Brie has been a member of the SED since 1970 and was a leading member of the PDS, regarded by many as one of the party's "chief ideologues." He has held posts in the party as election campaign manager, member of the party's founding principles commission and deputy party chairman. Like Kaufmann, he has sat in the European parliament since 1999, currently as a member of its committee for foreign affairs, common security, defense and human rights. Contrary to the official party line he also supports the current German army deployment in Afghanistan.

These two so-called "realist politicians" drew the only logical conclusion from the support for the European Union by the Left Party: if one supports the EU in principle, then one must work for the realization of its goals within its committees. Kaufmann and Brie have done precisely that during the past few years.
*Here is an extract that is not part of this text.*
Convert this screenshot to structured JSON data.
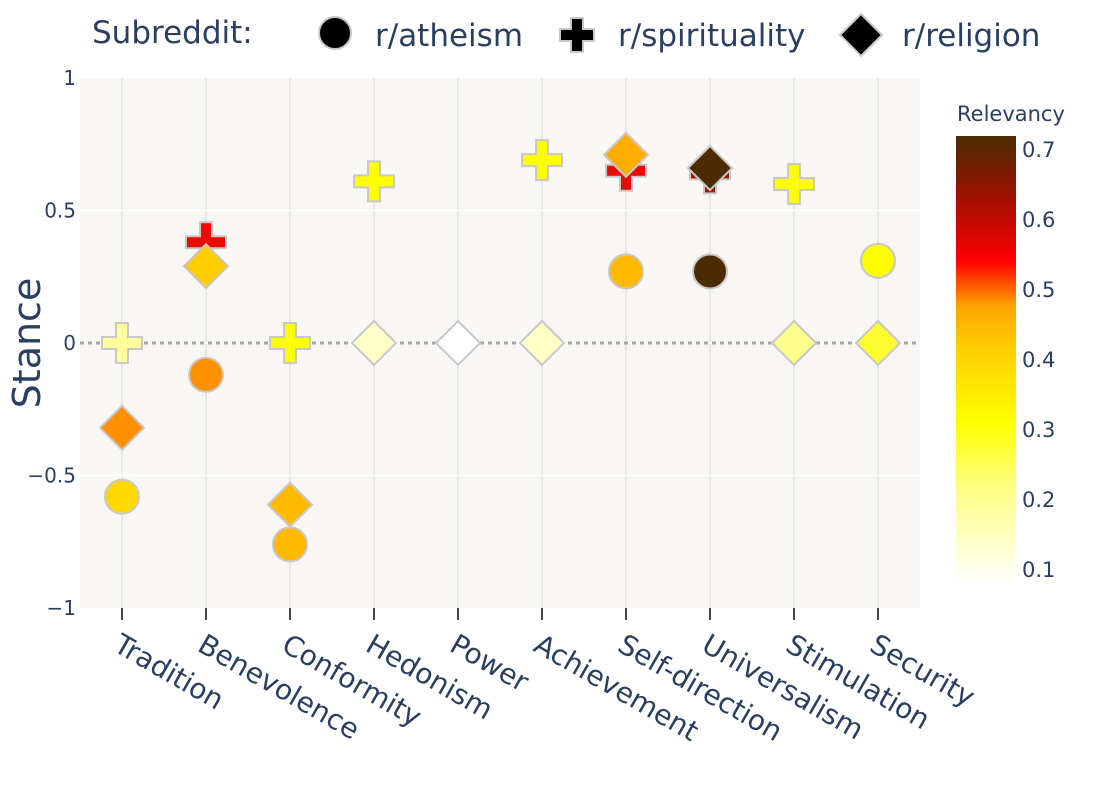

At the party congress, Chairman Bisky expressly thanked Kaufmann for her "commitment" in the European parliament. The Lisbon Treaty, according to Bisky, also represents a step forward. It "extended the rights of the European parliament and national parliaments, introduced another form of voting in the Council, and anchored commitment for the EU charter of principles and first steps for a participatory democracy." This is very far removed from any fundamental opposition to the EU treaties. 

With broad support for Kaufmann and Brie in East German federations, Lafontaine argued in mealy-mouthed fashion against the pair by appealing to party members to respect the balance between candidates from the east and west of the country. 

"The lists have a meaning because they will further promote our growing together," Lafontaine explained before the vote. "Therefore we have tried to achieve a balance between east and west and between women and men. It would not be good if additional candidates from the east exclude western candidates from the list. Please do not permit that, it is just about: east against east or west against west, nothing else."

So far the SPD has justified its refusal to contemplate a coalition at the federal level with the Left Party on the basis of the latter's foreign policy and its rejection of international missions by the German army. The relatively high level of support for Kaufmann and Brie demonstrates that should the Left Party have an opportunity to enter government, it would rapidly align itself with the existing pro-EU course of the German government and establishment.

The party's opposition to militarism is also merely another card in the hand of its leadership to be played in the course of future coalition negotiations. That is clear even to conservative commentators. Last Saturday the online edition of the FAZ newspaper wrote: "The demand for a withdrawal of German troops from Afghanistan remains a central position for the Left Party—at least up until the federal election in September."